Friday Hacks #215: Reinforcement Learning and Linear Complexity Transformers
Posted on by Simon Julian Lauw
Date/Time: Friday, January 28 2022 19:00 +0800
Venue: Executive Classroom (COM2-04-02) & Online on Zoom (Hybrid)
YouTube Recording: https://youtu.be/wCsthIumJoo
1) Getting Started with Reinforcement Learning - A Project-Based Approach
You may have heard of the successes of AI over humans in games such as Go, StarCraft and DoTa 2. The core technology behind these AI successes is reinforcement learning (RL). Other than video games, RL is also used in industry for recommendation, search and dynamic pricing. RL can seem quite intimidating to beginners due to the vastness of the field.
In this talk, Jet will share his personal journey in RL projects, and share some resources and advice for getting started with learning RL.
Speaker Profile
Jet New is a year 3 Computer Science undergraduate at NUS, focusing on artificial intelligence. He researches reinforcement learning at the NUS Collaborative, Learning and Adaptive Robotics Lab, and leads as president of the NUS Statistics and Data Science Society, organizing technical workshops and the annual NUS Data Science Competition. He previously interned at Grab and IMDA as a machine learning engineer.

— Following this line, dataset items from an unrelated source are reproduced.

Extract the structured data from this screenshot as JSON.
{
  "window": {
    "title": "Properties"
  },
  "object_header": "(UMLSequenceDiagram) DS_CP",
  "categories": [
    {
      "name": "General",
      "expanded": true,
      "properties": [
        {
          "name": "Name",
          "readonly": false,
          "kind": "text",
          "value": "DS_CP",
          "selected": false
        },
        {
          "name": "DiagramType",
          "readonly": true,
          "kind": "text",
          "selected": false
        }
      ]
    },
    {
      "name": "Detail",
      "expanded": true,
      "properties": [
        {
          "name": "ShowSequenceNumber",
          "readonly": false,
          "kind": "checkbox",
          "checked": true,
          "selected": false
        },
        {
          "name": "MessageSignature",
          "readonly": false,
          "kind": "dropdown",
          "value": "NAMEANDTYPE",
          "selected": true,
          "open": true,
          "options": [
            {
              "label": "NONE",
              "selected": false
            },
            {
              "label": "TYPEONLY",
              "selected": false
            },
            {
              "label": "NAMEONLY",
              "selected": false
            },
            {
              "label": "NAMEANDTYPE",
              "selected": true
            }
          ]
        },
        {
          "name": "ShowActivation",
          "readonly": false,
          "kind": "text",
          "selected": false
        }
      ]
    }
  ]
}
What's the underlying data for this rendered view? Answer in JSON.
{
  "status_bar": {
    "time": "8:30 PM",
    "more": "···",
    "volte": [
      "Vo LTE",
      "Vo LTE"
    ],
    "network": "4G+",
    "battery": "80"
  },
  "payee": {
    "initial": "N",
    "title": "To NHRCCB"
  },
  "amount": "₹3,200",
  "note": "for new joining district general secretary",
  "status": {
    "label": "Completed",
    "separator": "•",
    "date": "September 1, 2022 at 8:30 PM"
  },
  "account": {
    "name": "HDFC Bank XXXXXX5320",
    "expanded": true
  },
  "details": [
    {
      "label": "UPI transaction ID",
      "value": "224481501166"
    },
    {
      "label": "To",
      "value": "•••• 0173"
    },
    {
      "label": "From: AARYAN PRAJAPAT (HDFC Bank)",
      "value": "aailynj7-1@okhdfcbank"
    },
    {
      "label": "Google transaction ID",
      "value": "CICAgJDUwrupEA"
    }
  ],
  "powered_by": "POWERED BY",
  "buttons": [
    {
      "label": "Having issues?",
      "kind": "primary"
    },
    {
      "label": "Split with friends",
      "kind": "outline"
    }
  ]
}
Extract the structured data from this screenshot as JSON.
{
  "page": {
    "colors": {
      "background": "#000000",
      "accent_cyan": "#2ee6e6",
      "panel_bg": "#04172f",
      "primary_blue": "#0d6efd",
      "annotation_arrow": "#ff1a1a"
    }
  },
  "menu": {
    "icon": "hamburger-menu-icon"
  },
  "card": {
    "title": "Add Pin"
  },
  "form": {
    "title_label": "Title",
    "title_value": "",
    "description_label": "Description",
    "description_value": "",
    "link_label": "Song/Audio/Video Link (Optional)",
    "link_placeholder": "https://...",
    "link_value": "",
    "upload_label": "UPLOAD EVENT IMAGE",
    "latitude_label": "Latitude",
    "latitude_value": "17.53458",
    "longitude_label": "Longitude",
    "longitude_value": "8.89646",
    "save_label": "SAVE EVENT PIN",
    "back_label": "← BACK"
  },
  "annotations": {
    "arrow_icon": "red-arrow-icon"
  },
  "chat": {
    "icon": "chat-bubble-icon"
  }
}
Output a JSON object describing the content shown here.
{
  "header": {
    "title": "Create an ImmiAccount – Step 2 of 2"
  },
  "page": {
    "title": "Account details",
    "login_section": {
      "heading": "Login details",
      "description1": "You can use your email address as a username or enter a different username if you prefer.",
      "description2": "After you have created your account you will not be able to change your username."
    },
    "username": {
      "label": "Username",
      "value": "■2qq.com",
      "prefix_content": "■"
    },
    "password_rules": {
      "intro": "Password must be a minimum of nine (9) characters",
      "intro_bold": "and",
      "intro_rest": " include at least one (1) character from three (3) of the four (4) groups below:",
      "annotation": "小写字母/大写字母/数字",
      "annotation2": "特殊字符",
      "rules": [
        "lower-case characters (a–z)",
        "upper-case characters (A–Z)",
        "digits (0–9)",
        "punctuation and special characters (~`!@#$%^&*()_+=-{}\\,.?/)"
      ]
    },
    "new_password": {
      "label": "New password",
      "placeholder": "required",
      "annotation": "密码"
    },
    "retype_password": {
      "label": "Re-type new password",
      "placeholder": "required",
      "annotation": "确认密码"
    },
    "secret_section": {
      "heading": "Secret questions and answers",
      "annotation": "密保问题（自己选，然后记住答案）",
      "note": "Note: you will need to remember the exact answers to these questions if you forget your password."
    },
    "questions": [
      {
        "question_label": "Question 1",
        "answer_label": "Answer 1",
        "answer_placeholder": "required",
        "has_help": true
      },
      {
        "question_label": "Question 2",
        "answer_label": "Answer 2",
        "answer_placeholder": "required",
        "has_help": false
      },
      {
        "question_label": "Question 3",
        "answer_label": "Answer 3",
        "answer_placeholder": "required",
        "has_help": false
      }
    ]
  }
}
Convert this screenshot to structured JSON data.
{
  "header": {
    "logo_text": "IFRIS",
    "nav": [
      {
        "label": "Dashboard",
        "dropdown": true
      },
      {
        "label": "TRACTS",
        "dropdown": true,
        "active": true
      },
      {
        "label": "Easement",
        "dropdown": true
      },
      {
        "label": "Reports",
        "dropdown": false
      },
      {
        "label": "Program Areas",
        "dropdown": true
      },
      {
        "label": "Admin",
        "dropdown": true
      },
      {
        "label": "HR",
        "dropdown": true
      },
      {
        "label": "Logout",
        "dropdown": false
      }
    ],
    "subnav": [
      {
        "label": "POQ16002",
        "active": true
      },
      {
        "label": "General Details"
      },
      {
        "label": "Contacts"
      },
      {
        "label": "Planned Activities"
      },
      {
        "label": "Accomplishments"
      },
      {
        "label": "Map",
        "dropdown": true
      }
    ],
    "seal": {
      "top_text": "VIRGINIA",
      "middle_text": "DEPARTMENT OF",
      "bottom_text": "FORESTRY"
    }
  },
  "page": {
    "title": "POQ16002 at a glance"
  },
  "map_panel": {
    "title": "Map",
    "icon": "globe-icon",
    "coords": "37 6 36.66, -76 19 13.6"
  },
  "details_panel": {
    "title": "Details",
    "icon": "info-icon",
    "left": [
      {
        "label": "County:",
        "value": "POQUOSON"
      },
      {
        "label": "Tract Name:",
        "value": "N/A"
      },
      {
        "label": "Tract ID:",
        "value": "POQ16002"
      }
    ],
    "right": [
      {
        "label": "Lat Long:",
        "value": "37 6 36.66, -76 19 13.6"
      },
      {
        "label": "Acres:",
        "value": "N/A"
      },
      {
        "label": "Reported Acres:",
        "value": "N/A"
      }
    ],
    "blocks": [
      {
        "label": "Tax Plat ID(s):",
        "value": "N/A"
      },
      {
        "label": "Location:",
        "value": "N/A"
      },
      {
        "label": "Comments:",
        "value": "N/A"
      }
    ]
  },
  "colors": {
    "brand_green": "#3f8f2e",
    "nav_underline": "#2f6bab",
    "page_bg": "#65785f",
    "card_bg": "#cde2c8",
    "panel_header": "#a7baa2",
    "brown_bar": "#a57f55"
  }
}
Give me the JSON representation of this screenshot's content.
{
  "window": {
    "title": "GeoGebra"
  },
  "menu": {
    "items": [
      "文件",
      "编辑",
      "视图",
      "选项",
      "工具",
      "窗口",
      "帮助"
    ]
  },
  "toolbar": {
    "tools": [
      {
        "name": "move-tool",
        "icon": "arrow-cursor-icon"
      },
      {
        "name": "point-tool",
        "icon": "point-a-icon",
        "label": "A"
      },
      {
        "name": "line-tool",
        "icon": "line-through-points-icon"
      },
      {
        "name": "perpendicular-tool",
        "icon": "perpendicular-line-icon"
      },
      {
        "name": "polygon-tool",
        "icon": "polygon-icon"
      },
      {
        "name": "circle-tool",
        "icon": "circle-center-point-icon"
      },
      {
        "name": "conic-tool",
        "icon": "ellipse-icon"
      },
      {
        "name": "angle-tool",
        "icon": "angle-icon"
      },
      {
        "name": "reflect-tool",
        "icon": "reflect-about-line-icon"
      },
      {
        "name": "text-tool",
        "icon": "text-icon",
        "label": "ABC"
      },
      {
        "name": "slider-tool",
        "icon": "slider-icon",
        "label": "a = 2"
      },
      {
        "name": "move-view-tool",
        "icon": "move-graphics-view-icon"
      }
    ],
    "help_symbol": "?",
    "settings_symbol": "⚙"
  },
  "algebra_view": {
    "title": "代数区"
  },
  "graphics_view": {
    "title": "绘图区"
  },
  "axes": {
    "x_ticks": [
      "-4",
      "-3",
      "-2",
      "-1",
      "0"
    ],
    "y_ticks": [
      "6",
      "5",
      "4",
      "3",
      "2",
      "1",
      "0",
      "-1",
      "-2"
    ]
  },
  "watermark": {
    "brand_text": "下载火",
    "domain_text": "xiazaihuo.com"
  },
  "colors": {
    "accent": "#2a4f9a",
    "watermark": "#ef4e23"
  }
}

2) Linear Complexity Transformers
Transformer-based language models, such as BERT and GPT, have made significant advances in the field of natural language processing, outperforming previously existing deep learning models. However, they suffer with the issue of quadratic complexity. This talk combines the techniques of linear complexity attention and sequence parallelism to (hopefully) enable handling longer input sequences than was previously possible using the original Transformer architecture.
Speaker Profile
Chaitanya is an NUS Hackers coreteam member, and CS undergrad who enjoys learning new stuff. He has yet to discover what part of technology truly interests him, but his technical interests lie in algorithms and distributed systems. He wishes to work on impactful tech stuff which will positively affect people’s lives.